The extractor needs to return the triple \mathbf{x}, \mathbf{r}, f such that:

f \cdot \begin{pmatrix} \mathbf{c}_1 \\ \mathbf{c}_2 \end{pmatrix} = \begin{pmatrix} \mathbf{A}_1 \\ \mathbf{A}_2 \end{pmatrix} \cdot \mathbf{r} + f \cdot \begin{pmatrix} \mathbf{0}^n \\ \mathbf{x} \end{pmatrix}

Such a triple can be obtained through rewinding:

\mathbf{z}_2 - \mathbf{z}_1 = (d_2 - d_1) \mathbf{r}

Then we have:

\mathbf{A}_1 (\mathbf{z}_2 - \mathbf{z}_1) = (d_2 - d_1) \mathbf{A}_1 \mathbf{r} = (d_2 - d_1) \mathbf{c}_1

\mathbf{A}_1 \bar{\mathbf{z}} = f \mathbf{c}_1

where \bar{\mathbf{z}} = \mathbf{z}_2 - \mathbf{z}_1 and f = d_2 - d_1.

Thus, instead of having \mathbf{A}_1 \mathbf{r} = \mathbf{c}_1, we have \mathbf{A}_1 \bar{\mathbf{z}} = f \mathbf{c}_1.

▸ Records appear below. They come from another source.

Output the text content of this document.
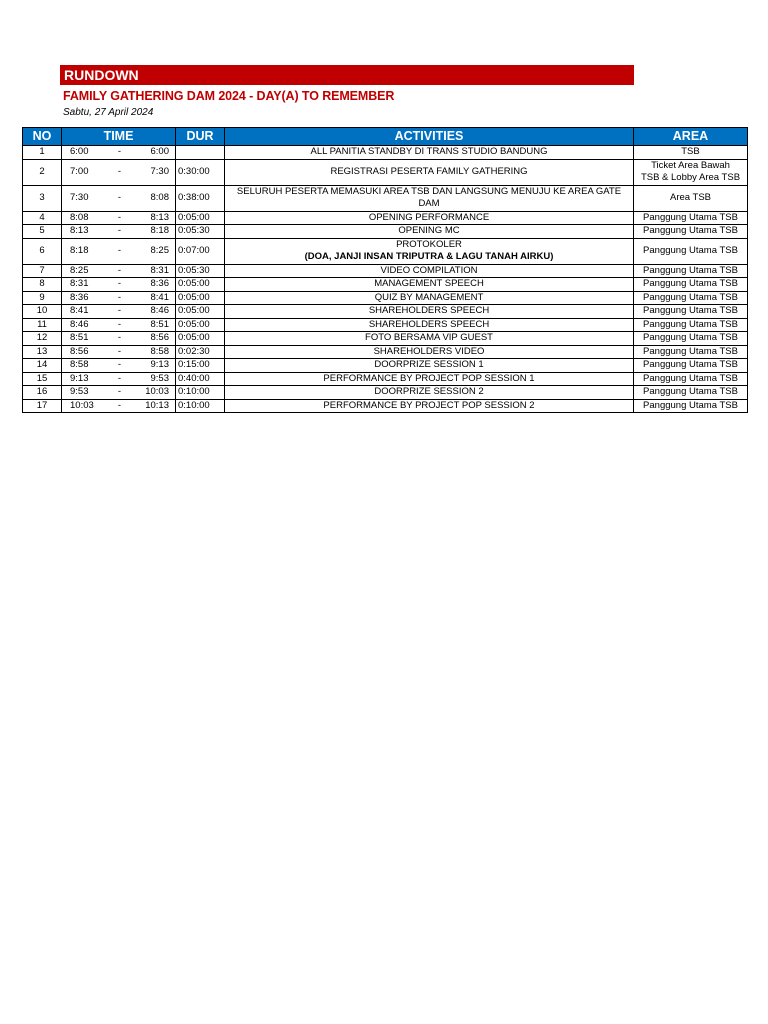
RUNDOWN
FAMILY GATHERING DAM 2024 - DAY(A) TO REMEMBER
Sabtu, 27 April 2024
NO	TIME	DUR	ACTIVITIES	AREA
1	6:00 - 6:00		ALL PANITIA STANDBY DI TRANS STUDIO BANDUNG	TSB

2	7:00 - 7:30	0:30:00	REGISTRASI PESERTA FAMILY GATHERING	Ticket Area Bawah
TSB & Lobby Area TSB

3	7:30 - 8:08	0:38:00	SELURUH PESERTA MEMASUKI AREA TSB DAN LANGSUNG MENUJU KE AREA GATE DAM	Area TSB

4	8:08 - 8:13	0:05:00	OPENING PERFORMANCE	Panggung Utama TSB

5	8:13 - 8:18	0:05:30	OPENING MC	Panggung Utama TSB

6	8:18 - 8:25	0:07:00	PROTOKOLER
(DOA, JANJI INSAN TRIPUTRA & LAGU TANAH AIRKU)	Panggung Utama TSB

7	8:25 - 8:31	0:05:30	VIDEO COMPILATION	Panggung Utama TSB

8	8:31 - 8:36	0:05:00	MANAGEMENT SPEECH	Panggung Utama TSB

9	8:36 - 8:41	0:05:00	QUIZ BY MANAGEMENT	Panggung Utama TSB

10	8:41 - 8:46	0:05:00	SHAREHOLDERS SPEECH	Panggung Utama TSB

11	8:46 - 8:51	0:05:00	SHAREHOLDERS SPEECH	Panggung Utama TSB

12	8:51 - 8:56	0:05:00	FOTO BERSAMA VIP GUEST	Panggung Utama TSB

13	8:56 - 8:58	0:02:30	SHAREHOLDERS VIDEO	Panggung Utama TSB

14	8:58 - 9:13	0:15:00	DOORPRIZE SESSION 1	Panggung Utama TSB

15	9:13 - 9:53	0:40:00	PERFORMANCE BY PROJECT POP SESSION 1	Panggung Utama TSB

16	9:53 - 10:03	0:10:00	DOORPRIZE SESSION 2	Panggung Utama TSB

17	10:03 - 10:13	0:10:00	PERFORMANCE BY PROJECT POP SESSION 2	Panggung Utama TSB
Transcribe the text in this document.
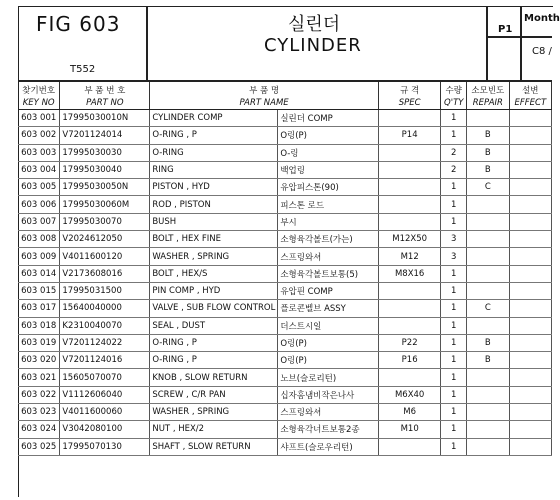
FIG 603
T552
실린더
CYLINDER
P1
Month
C8 /
찾기번호	부 품 번 호	부 품 명		규 격	수량	소모빈도	설변
KEY NO	PART NO	PART NAME		SPEC	Q'TY	REPAIR	EFFECT
603 001	17995030010N	CYLINDER COMP	실린더 COMP		1		
603 002	V7201124014	O-RING , P	O링(P)	P14	1	B	
603 003	17995030030	O-RING	O-링		2	B	
603 004	17995030040	RING	백업링		2	B	
603 005	17995030050N	PISTON , HYD	유압피스톤(90)		1	C	
603 006	17995030060M	ROD , PISTON	피스톤 로드		1		
603 007	17995030070	BUSH	부시		1		
603 008	V2024612050	BOLT , HEX FINE	소형육각볼트(가는)	M12X50	3		
603 009	V4011600120	WASHER , SPRING	스프링와셔	M12	3		
603 014	V2173608016	BOLT , HEX/S	소형육각볼트보통(5)	M8X16	1		
603 015	17995031500	PIN COMP , HYD	유압핀 COMP		1		
603 017	15640040000	VALVE , SUB FLOW CONTROL	플로콘벨브 ASSY		1	C	
603 018	K2310040070	SEAL , DUST	더스트시일		1		
603 019	V7201124022	O-RING , P	O링(P)	P22	1	B	
603 020	V7201124016	O-RING , P	O링(P)	P16	1	B	
603 021	15605070070	KNOB , SLOW RETURN	노브(슬로리턴)		1		
603 022	V1112606040	SCREW , C/R PAN	십자홈냄비작은나사	M6X40	1		
603 023	V4011600060	WASHER , SPRING	스프링와셔	M6	1		
603 024	V3042080100	NUT , HEX/2	소형육각너트보통2종	M10	1		
603 025	17995070130	SHAFT , SLOW RETURN	샤프트(슬로우리턴)		1		
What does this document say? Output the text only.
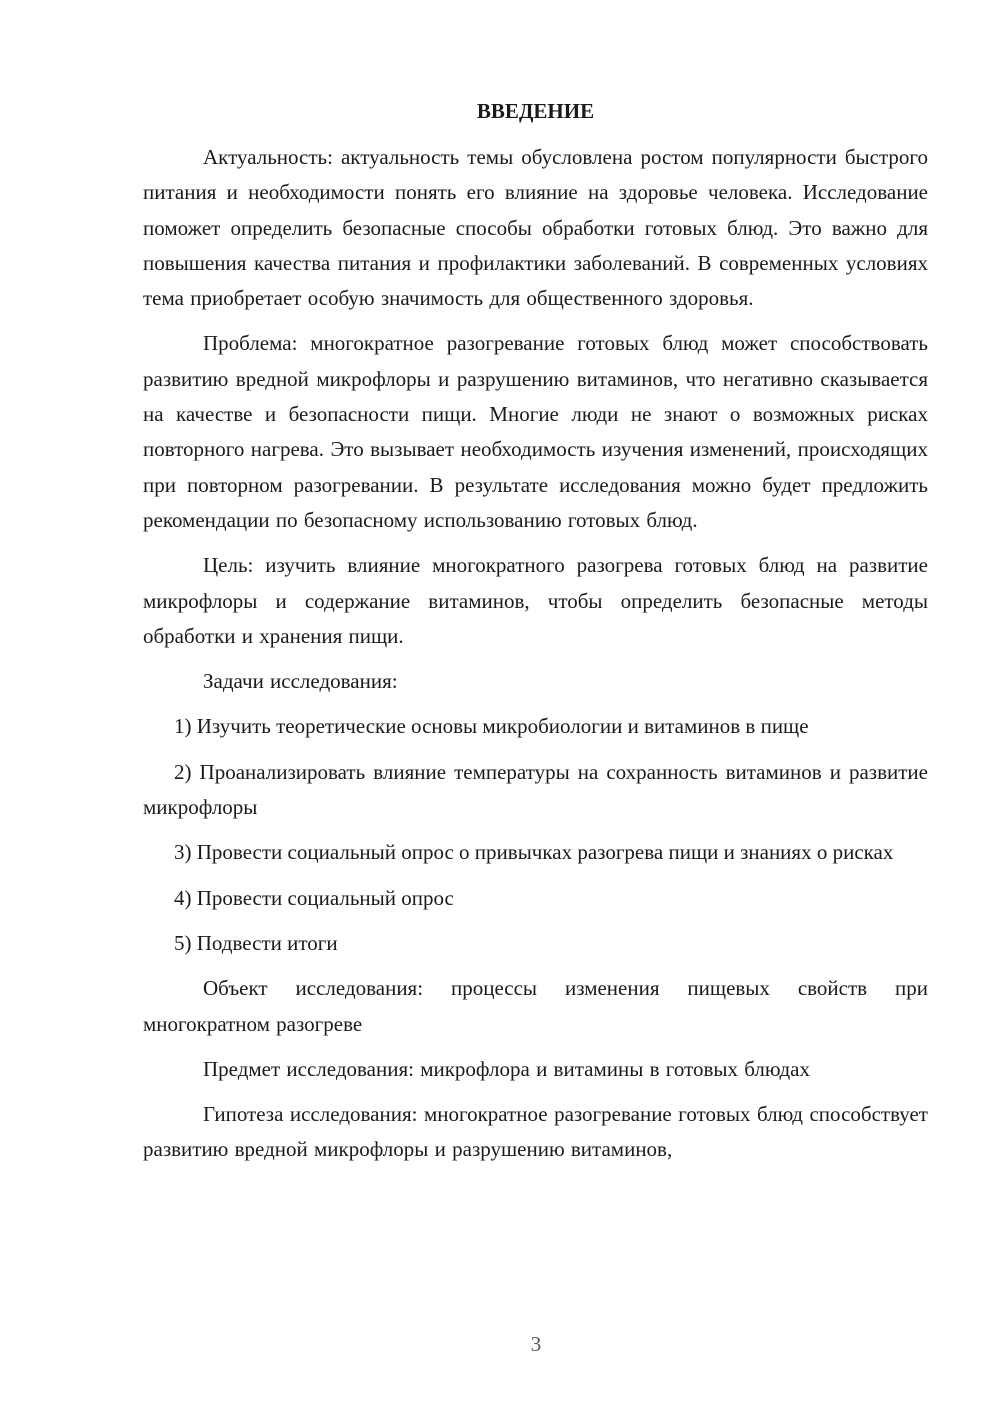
ВВЕДЕНИЕ

Актуальность: актуальность темы обусловлена ростом популярности быстрого питания и необходимости понять его влияние на здоровье человека. Исследование поможет определить безопасные способы обработки готовых блюд. Это важно для повышения качества питания и профилактики заболеваний. В современных условиях тема приобретает особую значимость для общественного здоровья.

Проблема: многократное разогревание готовых блюд может способствовать развитию вредной микрофлоры и разрушению витаминов, что негативно сказывается на качестве и безопасности пищи. Многие люди не знают о возможных рисках повторного нагрева. Это вызывает необходимость изучения изменений, происходящих при повторном разогревании. В результате исследования можно будет предложить рекомендации по безопасному использованию готовых блюд.

Цель: изучить влияние многократного разогрева готовых блюд на развитие микрофлоры и содержание витаминов, чтобы определить безопасные методы обработки и хранения пищи.

Задачи исследования:

1) Изучить теоретические основы микробиологии и витаминов в пище

2) Проанализировать влияние температуры на сохранность витаминов и развитие микрофлоры

3) Провести социальный опрос о привычках разогрева пищи и знаниях о рисках

4) Провести социальный опрос

5) Подвести итоги

Объект исследования: процессы изменения пищевых свойств при многократном разогреве

Предмет исследования: микрофлора и витамины в готовых блюдах

Гипотеза исследования: многократное разогревание готовых блюд способствует развитию вредной микрофлоры и разрушению витаминов,

3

We extract the message \mathbf{x}_f as:

\mathbf{x}_f = \mathbf{c}_2 f^{-1} ·\mathbf{A}_2 ·r

The extracted triple is \mathbf{x}_f, \mathbf{\bar{z}}, f. It can be easily seen (\mathbf{\bar{z}} = f \mathbf{r}):

f \cdot \begin{pmatrix} \mathbf{c}_1 \\ \mathbf{c}_2 \end{pmatrix} = \begin{pmatrix} \mathbf{A}_1 \\ \mathbf{A}_2 \end{pmatrix} \cdot \mathbf{\bar{z}} + f \cdot \begin{pmatrix} \mathbf{0}^n \\ \mathbf{x}_f \end{pmatrix}

Conclusion

Since the commitment scheme described above, there have been many new improvements in the field of lattice-based zero-knowledge proofs. So expect some new material describing lattice-based and other post-quantum cryptographic schemes soon :). At PSE, we are committed to staying at the forefront of this rapidly evolving field by continuously following and testing the latest advancements in post-quantum cryptography. Our goal is to ensure that we are well-prepared for the challenges and opportunities that come with the transition to quantum-safe systems.